In: Finance
Explain the easiest way to create credit risk algorithm to sort a list of loan applicants?
When the customer apply for a loan granting application, one must investigate about what called 5 C’s which are Character (or Credit History), Cash Flow (or Capacity), Collateral, Capitalization and Conditions. It is helpful for evaluation loan application and it regarded as a helpful framework for estimate the credit risk related to a probable creditor.
1) Dataset: After doing preprocessing tasks and applying feature selection to choose the most important attribute we used 8 attributes Credithistory, Purpose, Gender, Credit amount, Age, Housing, Job and the Class:
2) MODEL IMPLEMENTATION: Prepare the training set, a records that are already have known class label. Build the model by applying one of learning algorithm using training set. Applied the model upon unknown data test set class. Evaluate the accuracy of the model.
2.1) J48 classification algorithm: J48 is the enhanced edition of C4.5 algorithms or can be viewed as C4.5 implementation.J48 takes as an input the set of tables and generate a decision tree as an output. The generated decision tree is alike to the structure of tree. It consists of root, intermediate and leaf node. The nodes in the generated tree contain a decision which guide to the result. It split the input data set into mutually exclusive sets, each set with a label. Splitting measure is applied to determine which attribute lead to the optimal splitting
2.2) BayseNet algorithm: This algorithm depends on the theorem of Bayse. We build Bayesian Network after calculating condition probability to all nodes. It represent a directed acyclic graph.

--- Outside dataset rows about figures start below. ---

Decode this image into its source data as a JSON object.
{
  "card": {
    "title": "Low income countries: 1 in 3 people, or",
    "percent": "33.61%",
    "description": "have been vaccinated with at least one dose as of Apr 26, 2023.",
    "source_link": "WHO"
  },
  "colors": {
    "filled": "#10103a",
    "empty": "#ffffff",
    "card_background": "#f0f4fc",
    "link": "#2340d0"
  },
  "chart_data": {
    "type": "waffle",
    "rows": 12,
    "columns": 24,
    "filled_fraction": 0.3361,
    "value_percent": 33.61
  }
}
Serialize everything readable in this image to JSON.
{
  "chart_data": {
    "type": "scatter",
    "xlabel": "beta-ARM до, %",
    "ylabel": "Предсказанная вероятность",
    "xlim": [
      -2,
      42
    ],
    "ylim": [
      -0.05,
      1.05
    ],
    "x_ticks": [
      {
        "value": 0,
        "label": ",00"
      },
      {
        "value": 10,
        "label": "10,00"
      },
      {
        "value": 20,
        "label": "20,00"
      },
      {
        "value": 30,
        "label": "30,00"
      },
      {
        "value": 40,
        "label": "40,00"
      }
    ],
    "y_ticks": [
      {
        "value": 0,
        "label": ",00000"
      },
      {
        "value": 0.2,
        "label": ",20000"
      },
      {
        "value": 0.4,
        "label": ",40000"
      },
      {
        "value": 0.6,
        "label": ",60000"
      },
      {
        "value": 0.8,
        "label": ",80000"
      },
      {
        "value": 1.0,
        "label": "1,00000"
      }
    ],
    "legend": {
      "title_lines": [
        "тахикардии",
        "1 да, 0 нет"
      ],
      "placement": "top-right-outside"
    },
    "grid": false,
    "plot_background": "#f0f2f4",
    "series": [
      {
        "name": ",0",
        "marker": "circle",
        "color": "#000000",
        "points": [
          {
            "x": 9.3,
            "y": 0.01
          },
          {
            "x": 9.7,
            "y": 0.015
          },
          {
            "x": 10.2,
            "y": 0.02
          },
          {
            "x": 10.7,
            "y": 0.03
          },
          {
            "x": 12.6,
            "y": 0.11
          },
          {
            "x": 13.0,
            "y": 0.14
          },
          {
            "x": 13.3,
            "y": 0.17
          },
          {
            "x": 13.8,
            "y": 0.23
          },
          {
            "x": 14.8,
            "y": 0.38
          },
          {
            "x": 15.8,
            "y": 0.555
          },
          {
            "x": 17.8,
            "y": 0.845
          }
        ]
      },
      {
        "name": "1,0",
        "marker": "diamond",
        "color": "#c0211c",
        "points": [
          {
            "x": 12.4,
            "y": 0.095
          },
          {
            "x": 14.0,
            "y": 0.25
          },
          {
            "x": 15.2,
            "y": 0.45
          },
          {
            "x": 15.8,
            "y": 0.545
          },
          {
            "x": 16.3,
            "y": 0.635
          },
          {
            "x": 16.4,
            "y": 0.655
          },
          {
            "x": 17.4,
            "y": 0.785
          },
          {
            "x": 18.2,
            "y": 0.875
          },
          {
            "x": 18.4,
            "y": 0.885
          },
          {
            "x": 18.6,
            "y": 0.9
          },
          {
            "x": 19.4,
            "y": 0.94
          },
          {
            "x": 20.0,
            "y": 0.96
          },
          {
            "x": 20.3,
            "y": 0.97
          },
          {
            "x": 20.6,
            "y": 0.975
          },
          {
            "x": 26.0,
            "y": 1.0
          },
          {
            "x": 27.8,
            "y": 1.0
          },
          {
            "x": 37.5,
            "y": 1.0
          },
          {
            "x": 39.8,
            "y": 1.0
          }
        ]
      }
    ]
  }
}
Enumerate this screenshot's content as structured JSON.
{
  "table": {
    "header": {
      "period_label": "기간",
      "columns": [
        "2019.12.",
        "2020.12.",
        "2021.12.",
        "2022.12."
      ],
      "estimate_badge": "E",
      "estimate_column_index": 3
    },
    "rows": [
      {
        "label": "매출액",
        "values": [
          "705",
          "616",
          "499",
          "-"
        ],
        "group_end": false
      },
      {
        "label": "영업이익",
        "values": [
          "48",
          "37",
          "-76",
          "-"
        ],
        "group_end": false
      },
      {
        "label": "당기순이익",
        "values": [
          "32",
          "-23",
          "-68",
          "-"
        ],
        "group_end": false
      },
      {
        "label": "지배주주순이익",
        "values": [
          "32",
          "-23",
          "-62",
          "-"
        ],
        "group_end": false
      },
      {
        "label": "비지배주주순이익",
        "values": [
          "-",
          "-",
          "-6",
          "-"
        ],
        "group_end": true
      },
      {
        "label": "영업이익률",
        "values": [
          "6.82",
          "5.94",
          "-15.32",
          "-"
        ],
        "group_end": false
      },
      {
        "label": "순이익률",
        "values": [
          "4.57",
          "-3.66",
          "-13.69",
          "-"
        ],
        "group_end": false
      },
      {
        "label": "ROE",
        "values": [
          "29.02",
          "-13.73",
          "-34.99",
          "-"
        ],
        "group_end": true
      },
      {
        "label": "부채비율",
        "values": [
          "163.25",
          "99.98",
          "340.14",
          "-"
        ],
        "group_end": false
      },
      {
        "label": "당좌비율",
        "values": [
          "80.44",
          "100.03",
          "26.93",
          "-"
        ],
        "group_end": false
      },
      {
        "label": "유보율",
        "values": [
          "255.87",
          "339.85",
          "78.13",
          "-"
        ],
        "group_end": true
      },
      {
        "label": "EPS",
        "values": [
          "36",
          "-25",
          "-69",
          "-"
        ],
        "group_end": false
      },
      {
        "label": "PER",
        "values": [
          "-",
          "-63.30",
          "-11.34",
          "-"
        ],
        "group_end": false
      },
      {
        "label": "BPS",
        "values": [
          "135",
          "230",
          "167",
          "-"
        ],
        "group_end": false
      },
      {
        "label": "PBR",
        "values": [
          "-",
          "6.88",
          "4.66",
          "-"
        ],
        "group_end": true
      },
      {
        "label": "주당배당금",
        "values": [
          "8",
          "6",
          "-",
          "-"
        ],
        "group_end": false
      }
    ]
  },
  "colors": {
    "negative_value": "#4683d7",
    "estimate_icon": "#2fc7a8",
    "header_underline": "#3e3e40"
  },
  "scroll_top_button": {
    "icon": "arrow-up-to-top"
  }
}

2.3) NaiveBayes The Bayesian is a supervised learning method.It characterized with it is elegance, simplicity, and robustness. For this reason it is became widely used in classification purposes. it supposes that attributes of a class are self-determining in real life.
Therefore, J48, BayesNet and NaiveBayes algorithms can be used to build a predictive models that can be used to predict and classify the applications of loans that introduced by the customers to good or bad loan by investigate customer behaviors and previous pay back credit.